I will be delivering at a military facility, and I have only been told bad stories about them, but I have no other options because of insurance issues.

Today I talked to one of the OBs and she assured me that they would do everything they could to make me comfertable, but to remember they cant do anything without my ok first. 

I do agree that staying away as long as possible is probably your best plan of action.  That is what I plan also.

How did everything go?

My third beautiful daughter, Cordelia Josephine Wilson, was born at 9:18 Monday morning.  I started having serious nonstop contractions while dropping my kids off at their summer school, went home and picked up my husband and went straight to the hospital. We got there about 8:45. With only a half hour to prep everything and actually deliver, there was no question of any intervention! I know the EFM was hooked up but I never saw it or heard it. No IVs, no pain meds offered, etc. They didn't even give me the Pit injection after since the placenta came fast and was whole.

 It was chaotic and pretty scary, going so fast, and the pain was very intense - my contractions never let up for more than a couple of seconds. So it wasn't the natural childbirth experience of my dreams, exactly - more of a wild rumpus than I had imagined! - but Cordelia and I were both safe and are very happily at home now!

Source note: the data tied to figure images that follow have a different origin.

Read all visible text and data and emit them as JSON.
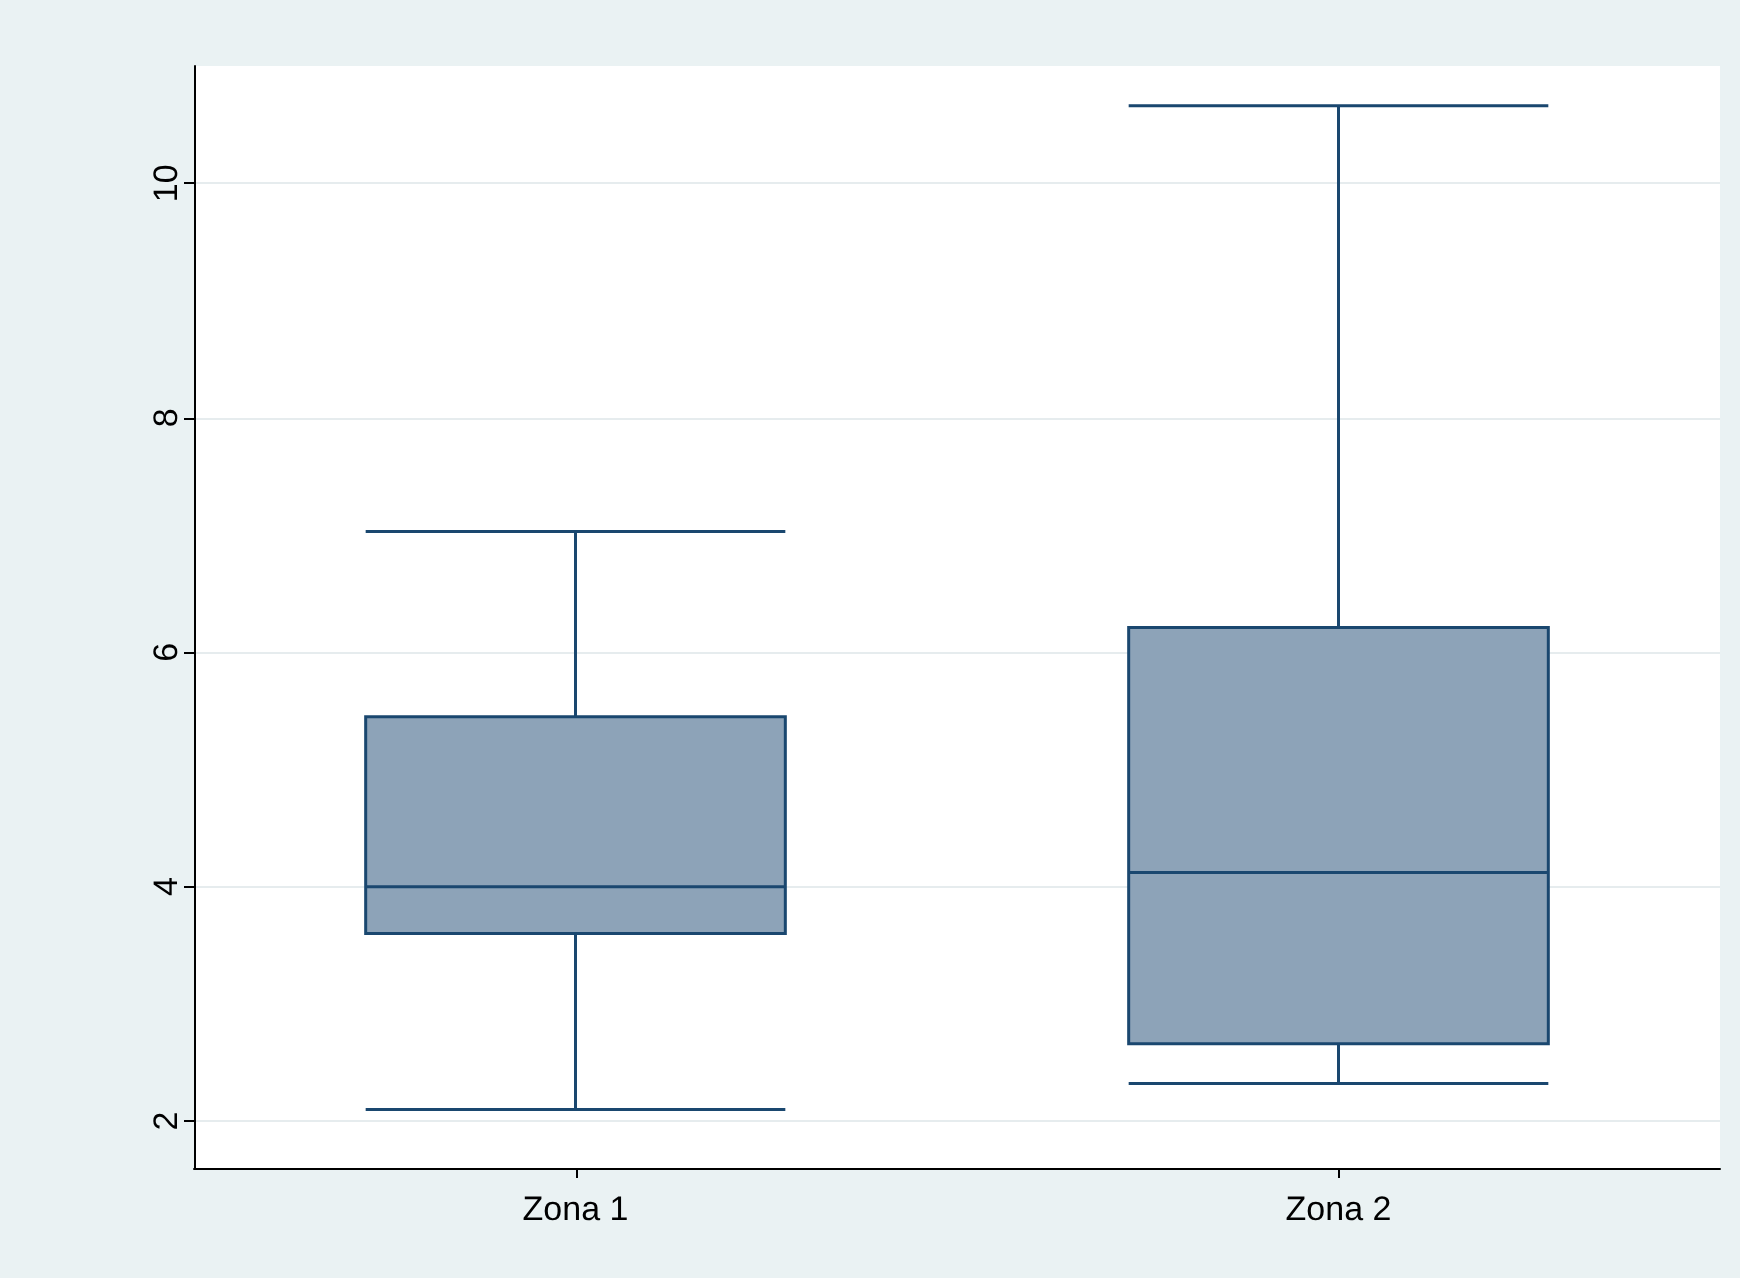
{
  "chart_data": {
    "type": "box",
    "categories": [
      "Zona 1",
      "Zona 2"
    ],
    "boxes": [
      {
        "low": 2.1,
        "q1": 3.6,
        "median": 4.0,
        "q3": 5.45,
        "high": 7.03
      },
      {
        "low": 2.32,
        "q1": 2.66,
        "median": 4.12,
        "q3": 6.21,
        "high": 10.66
      }
    ],
    "color": "#8da3b8",
    "ylim": [
      1.6,
      11
    ],
    "yticks": [
      2,
      4,
      6,
      8,
      10
    ],
    "grid": "y"
  }
}
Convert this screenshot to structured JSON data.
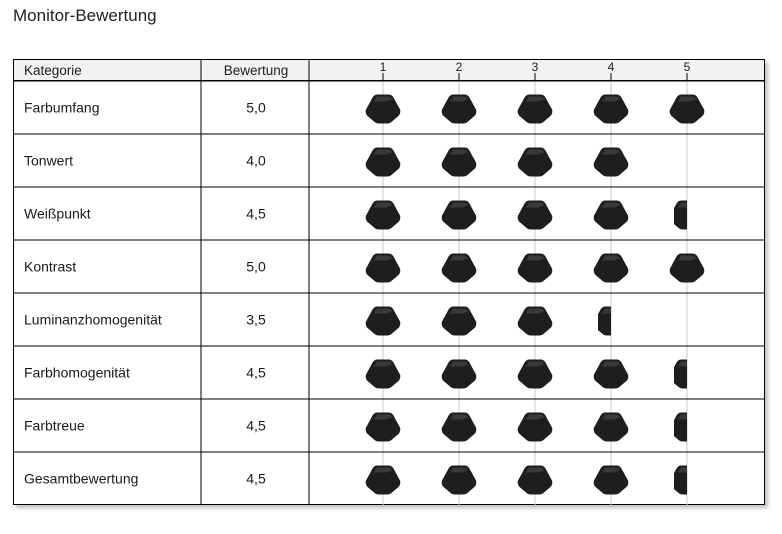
{
  "title": "Monitor-Bewertung",
  "header": {
    "category_label": "Kategorie",
    "rating_label": "Bewertung"
  },
  "colors": {
    "mark": "#1e1e1e",
    "header_bg": "#f2f2f2",
    "border": "#000000",
    "gridline": "#c8c8c8"
  },
  "chart_data": {
    "type": "table",
    "scale_ticks": [
      "1",
      "2",
      "3",
      "4",
      "5"
    ],
    "scale_max": 5,
    "categories": [
      "Farbumfang",
      "Tonwert",
      "Weißpunkt",
      "Kontrast",
      "Luminanzhomogenität",
      "Farbhomogenität",
      "Farbtreue",
      "Gesamtbewertung"
    ],
    "ratings_text": [
      "5,0",
      "4,0",
      "4,5",
      "5,0",
      "3,5",
      "4,5",
      "4,5",
      "4,5"
    ],
    "values": [
      5.0,
      4.0,
      4.5,
      5.0,
      3.5,
      4.5,
      4.5,
      4.5
    ]
  }
}
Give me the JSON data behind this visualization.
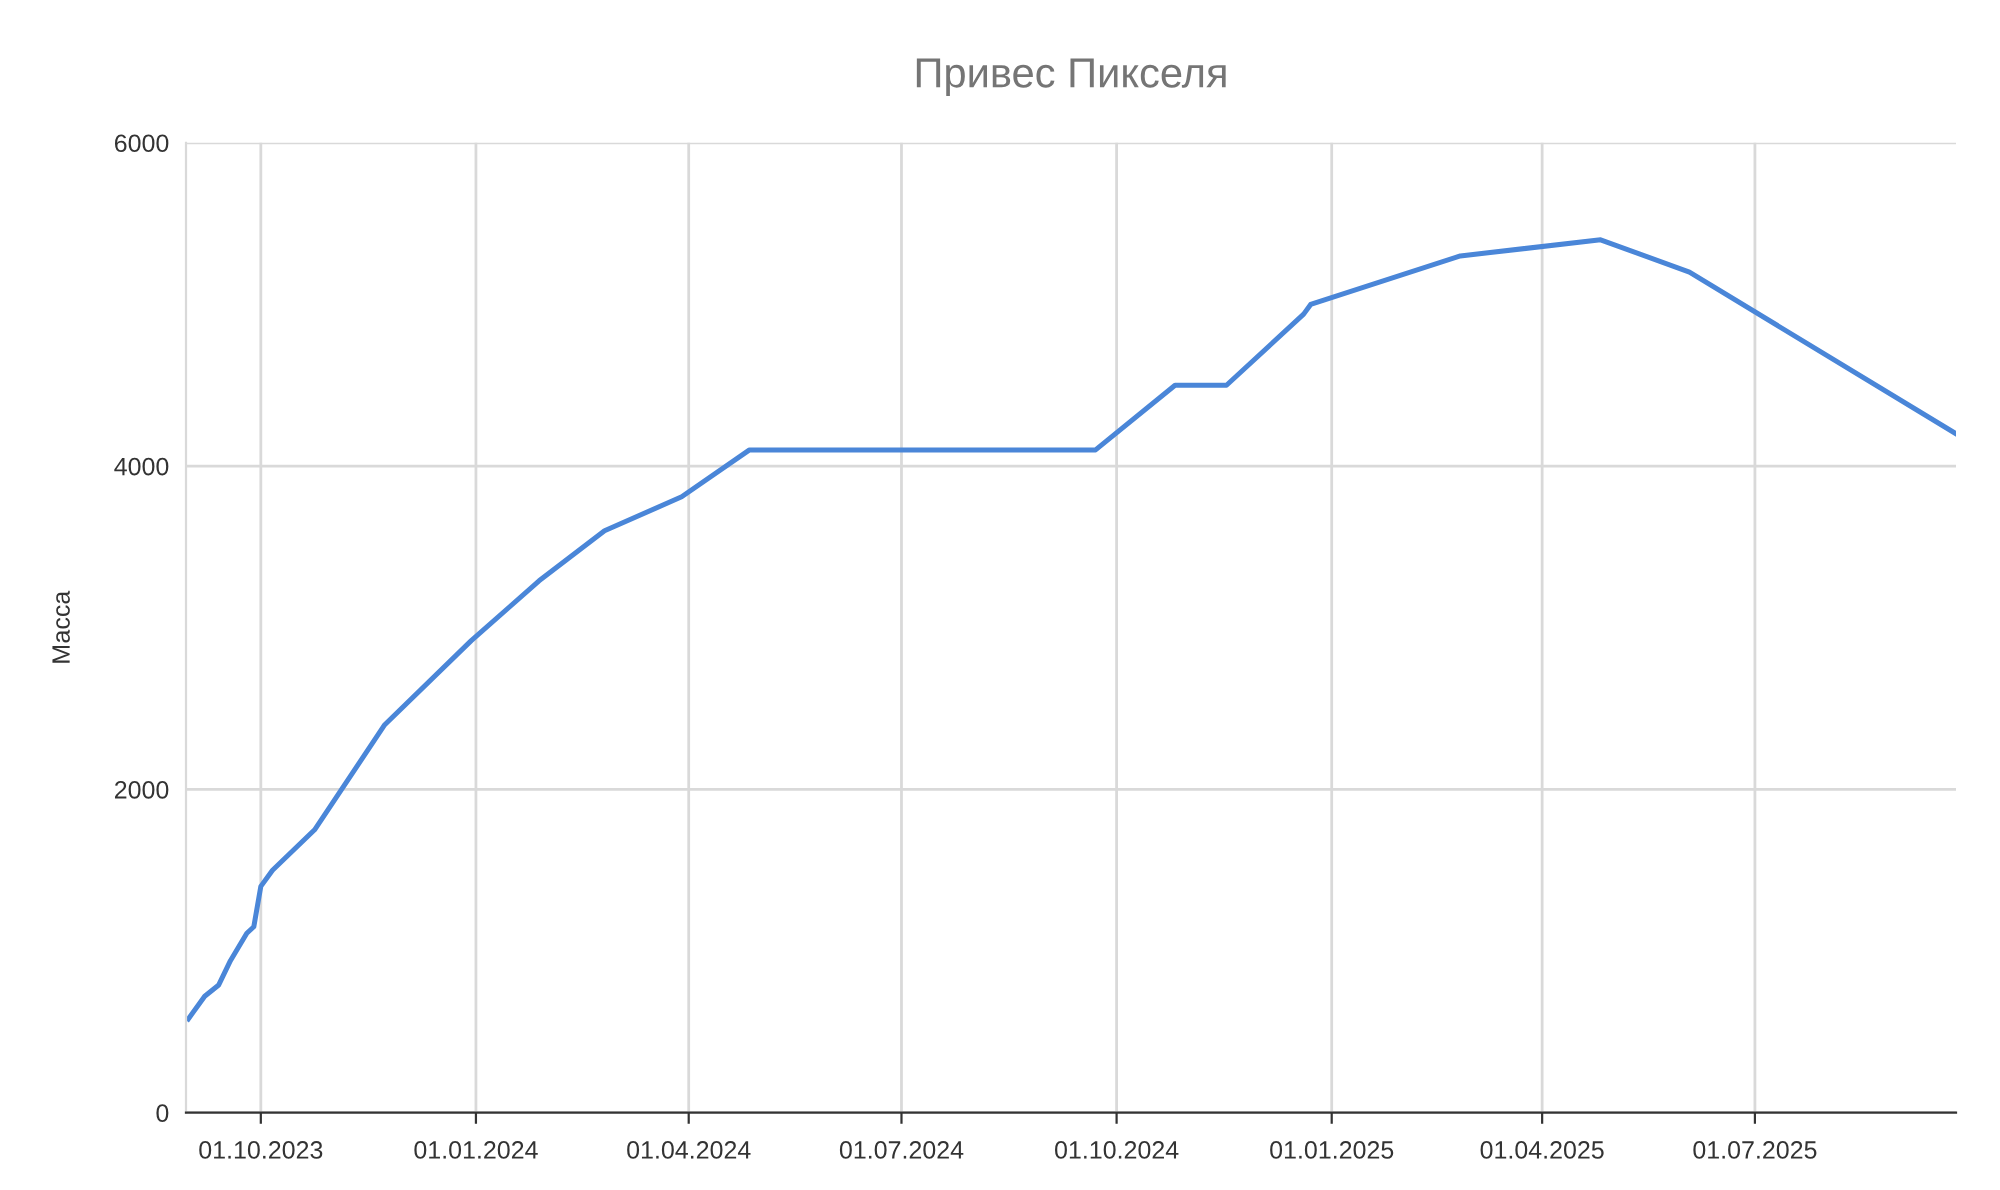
{
  "chart_data": {
    "type": "line",
    "title": "Привес Пикселя",
    "ylabel": "Масса",
    "x": [
      "2023-08-31",
      "2023-09-07",
      "2023-09-13",
      "2023-09-18",
      "2023-09-25",
      "2023-09-28",
      "2023-10-01",
      "2023-10-06",
      "2023-10-24",
      "2023-11-23",
      "2023-12-30",
      "2024-01-28",
      "2024-02-25",
      "2024-03-29",
      "2024-04-27",
      "2024-09-22",
      "2024-10-26",
      "2024-11-17",
      "2024-12-20",
      "2024-12-23",
      "2025-02-25",
      "2025-04-26",
      "2025-06-03",
      "2025-09-25"
    ],
    "series": [
      {
        "color": "#4a86d8",
        "values": [
          580,
          720,
          790,
          940,
          1110,
          1150,
          1400,
          1500,
          1750,
          2400,
          2920,
          3290,
          3600,
          3810,
          4100,
          4100,
          4500,
          4500,
          4940,
          5000,
          5300,
          5400,
          5200,
          4200
        ]
      }
    ],
    "xlim": [
      "2023-08-30",
      "2025-09-25"
    ],
    "xticks": [
      {
        "value": "2023-10-01",
        "label": "01.10.2023"
      },
      {
        "value": "2024-01-01",
        "label": "01.01.2024"
      },
      {
        "value": "2024-04-01",
        "label": "01.04.2024"
      },
      {
        "value": "2024-07-01",
        "label": "01.07.2024"
      },
      {
        "value": "2024-10-01",
        "label": "01.10.2024"
      },
      {
        "value": "2025-01-01",
        "label": "01.01.2025"
      },
      {
        "value": "2025-04-01",
        "label": "01.04.2025"
      },
      {
        "value": "2025-07-01",
        "label": "01.07.2025"
      }
    ],
    "ylim": [
      0,
      6000
    ],
    "yticks": [
      0,
      2000,
      4000,
      6000
    ],
    "grid": true,
    "marker": "none",
    "line_style": "solid"
  }
}
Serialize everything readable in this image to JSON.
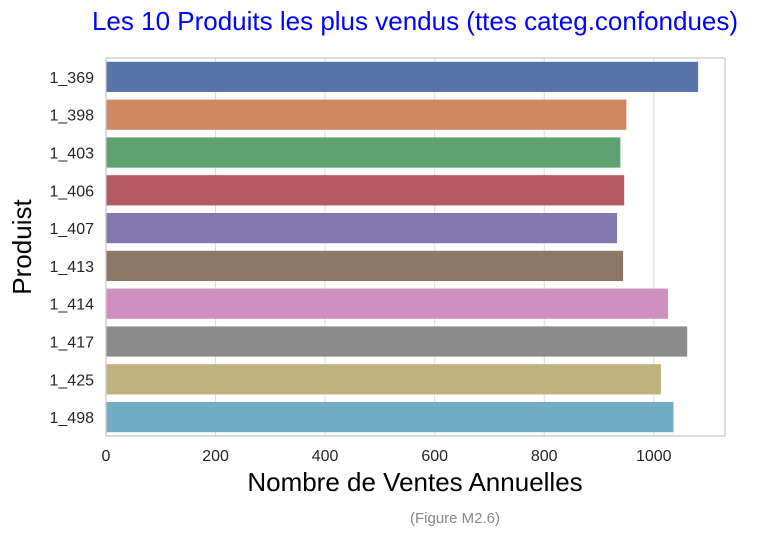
{
  "chart_data": {
    "type": "bar",
    "orientation": "horizontal",
    "title": "Les 10 Produits les plus vendus (ttes categ.confondues)",
    "xlabel": "Nombre de Ventes Annuelles",
    "ylabel": "Produist",
    "categories": [
      "1_369",
      "1_398",
      "1_403",
      "1_406",
      "1_407",
      "1_413",
      "1_414",
      "1_417",
      "1_425",
      "1_498"
    ],
    "values": [
      1081,
      950,
      939,
      946,
      933,
      944,
      1026,
      1061,
      1013,
      1036
    ],
    "colors": [
      "#5874a8",
      "#cf8962",
      "#5fa06f",
      "#b55a60",
      "#8479ad",
      "#8c7866",
      "#cf90c1",
      "#8c8c8c",
      "#c0b27e",
      "#72adc4"
    ],
    "xlim": [
      0,
      1130
    ],
    "xticks": [
      0,
      200,
      400,
      600,
      800,
      1000
    ],
    "grid": true,
    "title_color": "#0000ff"
  },
  "caption": "(Figure M2.6)"
}
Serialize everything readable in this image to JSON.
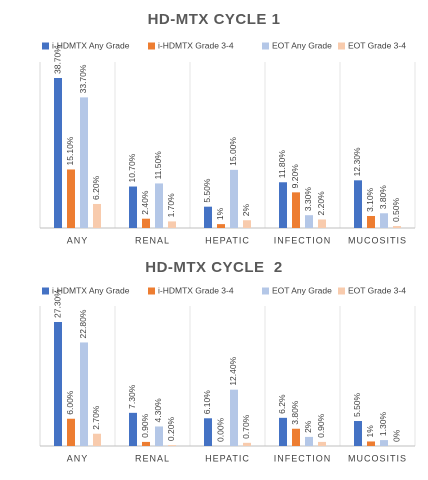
{
  "chart_data": [
    {
      "type": "bar",
      "title": "HD-MTX CYCLE 1",
      "categories": [
        "ANY",
        "RENAL",
        "HEPATIC",
        "INFECTION",
        "MUCOSITIS"
      ],
      "series": [
        {
          "name": "i-HDMTX Any Grade",
          "color": "#4472c4",
          "values": [
            38.7,
            10.7,
            5.5,
            11.8,
            12.3
          ],
          "value_labels": [
            "38.70%",
            "10.70%",
            "5.50%",
            "11.80%",
            "12.30%"
          ]
        },
        {
          "name": "i-HDMTX Grade 3-4",
          "color": "#ed7d31",
          "values": [
            15.1,
            2.4,
            1,
            9.2,
            3.1
          ],
          "value_labels": [
            "15.10%",
            "2.40%",
            "1%",
            "9.20%",
            "3.10%"
          ]
        },
        {
          "name": "EOT Any Grade",
          "color": "#b4c7e7",
          "values": [
            33.7,
            11.5,
            15,
            3.3,
            3.8
          ],
          "value_labels": [
            "33.70%",
            "11.50%",
            "15.00%",
            "3.30%",
            "3.80%"
          ]
        },
        {
          "name": "EOT Grade 3-4",
          "color": "#f8cbad",
          "values": [
            6.2,
            1.7,
            2,
            2.2,
            0.5
          ],
          "value_labels": [
            "6.20%",
            "1.70%",
            "2%",
            "2.20%",
            "0.50%"
          ]
        }
      ]
    },
    {
      "type": "bar",
      "title": "HD-MTX CYCLE  2",
      "categories": [
        "ANY",
        "RENAL",
        "HEPATIC",
        "INFECTION",
        "MUCOSITIS"
      ],
      "series": [
        {
          "name": "i-HDMTX Any Grade",
          "color": "#4472c4",
          "values": [
            27.3,
            7.3,
            6.1,
            6.2,
            5.5
          ],
          "value_labels": [
            "27.30%",
            "7.30%",
            "6.10%",
            "6.2%",
            "5.50%"
          ]
        },
        {
          "name": "i-HDMTX Grade 3-4",
          "color": "#ed7d31",
          "values": [
            6,
            0.9,
            0,
            3.8,
            1
          ],
          "value_labels": [
            "6.00%",
            "0.90%",
            "0.00%",
            "3.80%",
            "1%"
          ]
        },
        {
          "name": "EOT Any Grade",
          "color": "#b4c7e7",
          "values": [
            22.8,
            4.3,
            12.4,
            2,
            1.3
          ],
          "value_labels": [
            "22.80%",
            "4.30%",
            "12.40%",
            "2%",
            "1.30%"
          ]
        },
        {
          "name": "EOT Grade 3-4",
          "color": "#f8cbad",
          "values": [
            2.7,
            0.2,
            0.7,
            0.9,
            0
          ],
          "value_labels": [
            "2.70%",
            "0.20%",
            "0.70%",
            "0.90%",
            "0%"
          ]
        }
      ]
    }
  ]
}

Thank you for asking, and thanks to everyone who replied. I hope all of you have your best births!

Congratulations! I know it wasn't your dream birth, but at least there was no worry of pressure to accept unneeded interventions. Out of curiosity, does that hospital or the doctor give pitocin routinely after birth?

Congratulations to again. Enjoy the beautiful girl. I am planning on having one more and I would really like a girl. I have a 15 year old girl, an 18extra year old son, and a 14 month son. Time for another girl!